Kedua peran peradilan. Putusan peradilan yang membebaskan pelaku kerusakan lingkungan menunjukkan bahwa pengadilan sebagai ujung tombak penegakan hukum, ternyata tidak sensitif terhadap krisis lingkungan dan rasa keadilan masyarakat dan masih terlalu mengedepankan kebenaran formal dan prosedural dibandingkan dengan penggalian keadilan substansial.
Ketiga perjanjian Internasional dalam rangka perlindungan lingkungan maupun perdagangan dimana Indonesia terlibat belum dioptimalkan untuk menyelamatkan kondisi lingkungan serta menjamin agar masyarakat tidak dirugikan.
Menurutnya dalam konteks Indonesia, mewujudkan tata kelola yang baik secara konsisten memerlukan perombakan serta pembenahan tatanan sosial, politik dan hukum. Pembenahan yang harus dilakukan antara lain pengadaan jaminan hukum dan pengaktualisasian akses informasi, partisipasi dalam proses pengambilan keputusan serta akses terhadap keadilan untuk mewujudkan perimbangan kekuatan antara elemen negara (state), sektor swasta (private sector) dan masyarakat madani (civil society).
Pembangunan berkelanjutan (sustainable development) menghendaki adanya pengelolaan sumberdaya yang berkeadilan, baik secara ekonomi, sosial maupun lingkungan bagi generasi saat ini maupun generasi yang akan datang.
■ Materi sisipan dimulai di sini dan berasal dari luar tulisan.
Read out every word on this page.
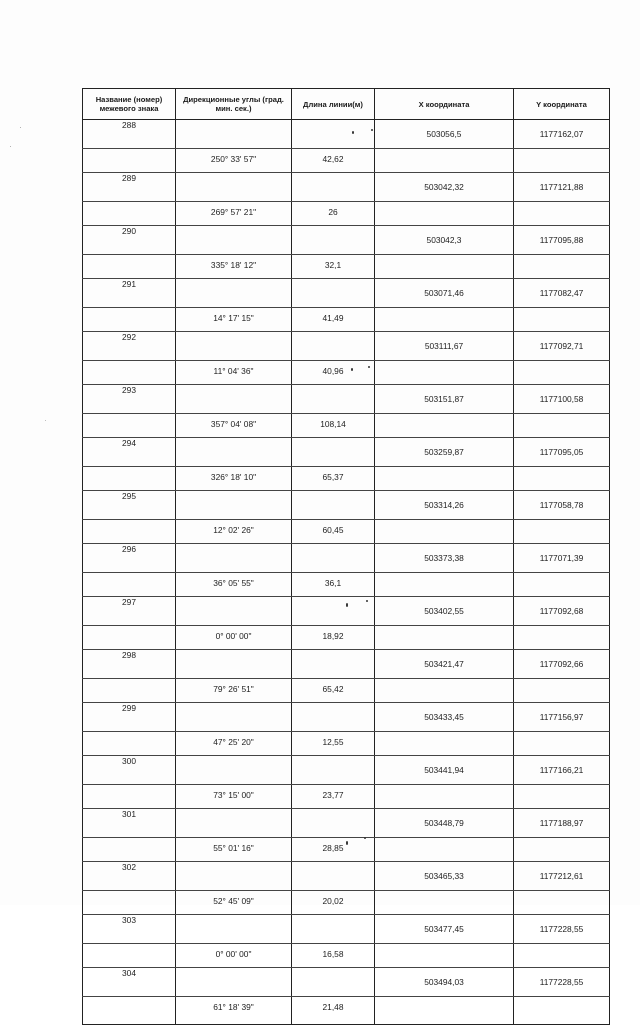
Название (номер) межевого знака	Дирекционные углы (град. мин. сек.)	Длина линии(м)	X координата	Y координата
288			503056,5	1177162,07
	250° 33' 57"	42,62		
289			503042,32	1177121,88
	269° 57' 21"	26		
290			503042,3	1177095,88
	335° 18' 12"	32,1		
291			503071,46	1177082,47
	14° 17' 15"	41,49		
292			503111,67	1177092,71
	11° 04' 36"	40,96		
293			503151,87	1177100,58
	357° 04' 08"	108,14		
294			503259,87	1177095,05
	326° 18' 10"	65,37		
295			503314,26	1177058,78
	12° 02' 26"	60,45		
296			503373,38	1177071,39
	36° 05' 55"	36,1		
297			503402,55	1177092,68
	0° 00' 00"	18,92		
298			503421,47	1177092,66
	79° 26' 51"	65,42		
299			503433,45	1177156,97
	47° 25' 20"	12,55		
300			503441,94	1177166,21
	73° 15' 00"	23,77		
301			503448,79	1177188,97
	55° 01' 16"	28,85		
302			503465,33	1177212,61
	52° 45' 09"	20,02		
303			503477,45	1177228,55
	0° 00' 00"	16,58		
304			503494,03	1177228,55
	61° 18' 39"	21,48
Untuk mewujudkan keadilan intra dan inter generasi ini, pembangunan berkelanjutan berbasiskan tata kelola lingkungan yang baik (Good Sustainable Development Governance) menjadi sangat mutlak.
Prinsip ke-10 Rio Declaration 1992 yang ditandatangani 178 pemerintah termasuk Indonesia, memandatkan negara untuk memenuhi hak masyarakat untuk mendapatkan informasi, berpartisipasi dan mendapatkan keadilan dalam pengambilan keputusan di bidang pengelolaan lingkungan hidup.
Hak atas akses informasi pada intinya setiap orang berhak memperoleh informasi yang utuh, akurat dan mutakhir untuk berbagai tujuan. Akses terhadap informasi dibagi dua tipe yaitu hak masyarakat mendapatkan informasi dan pejabat publik berkewajiban menyediakan informasi tanpa harus didahului adanya permintaan dari masyarakat (akses informasi secara pasti), hak masyarakat untuk menerima informasi dan pejabat publik berkewajiban menyediakan dan memberikan informasi apabila ada permintaan dari masyarakat (akses informasi secara aktif).
Hak akses keadilan merupakan akses untuk memperkuat hak akses informasi maupun hak akses partisipasi. Keadilan adalah hak masyarakat untuk meminta ganti rugi atau biaya pemulihan apabila hak mereka untuk mendapatkan informasi, untuk berpartisipasi dan untuk mendapatkan lingkungan yang baik dan sehata dilanggar.
Akses partisipasi dalam pengambilan keputusan merupakan pilar demokrasi yang menekankan pada jaminan hak untuk berpartisipasi dalam proses pengambilan keputusan. Partisipasi dalam pengambilan keputusan ini dibagi dalam tiga bagian, yaitu berpartisipasi dalam penetapan kebijakan, rencana dan program pembangunan, berpartisipasi dalam proses pembentukan peraturan perundang-undangan dan berpartisipasi dalam pengambilan keputusan pada suatu kegiatan tertentu sesuai kepentingannya.
Jaminan Hukum
Hak untuk mendapatkan lingkungan hidup yang sehat sesungguhnya telah dijamin dalam UUD 1945 pasal 28 H. Sedangkan hak atas informasi dan mengeluarkan pendapat sebagai bentuk berpartisipasi secara tegas diatur dalam pasal 28F dan 28C ayat (3). Hak atas keadilan juga telah dijamin dalam pasal 28C ayat (2).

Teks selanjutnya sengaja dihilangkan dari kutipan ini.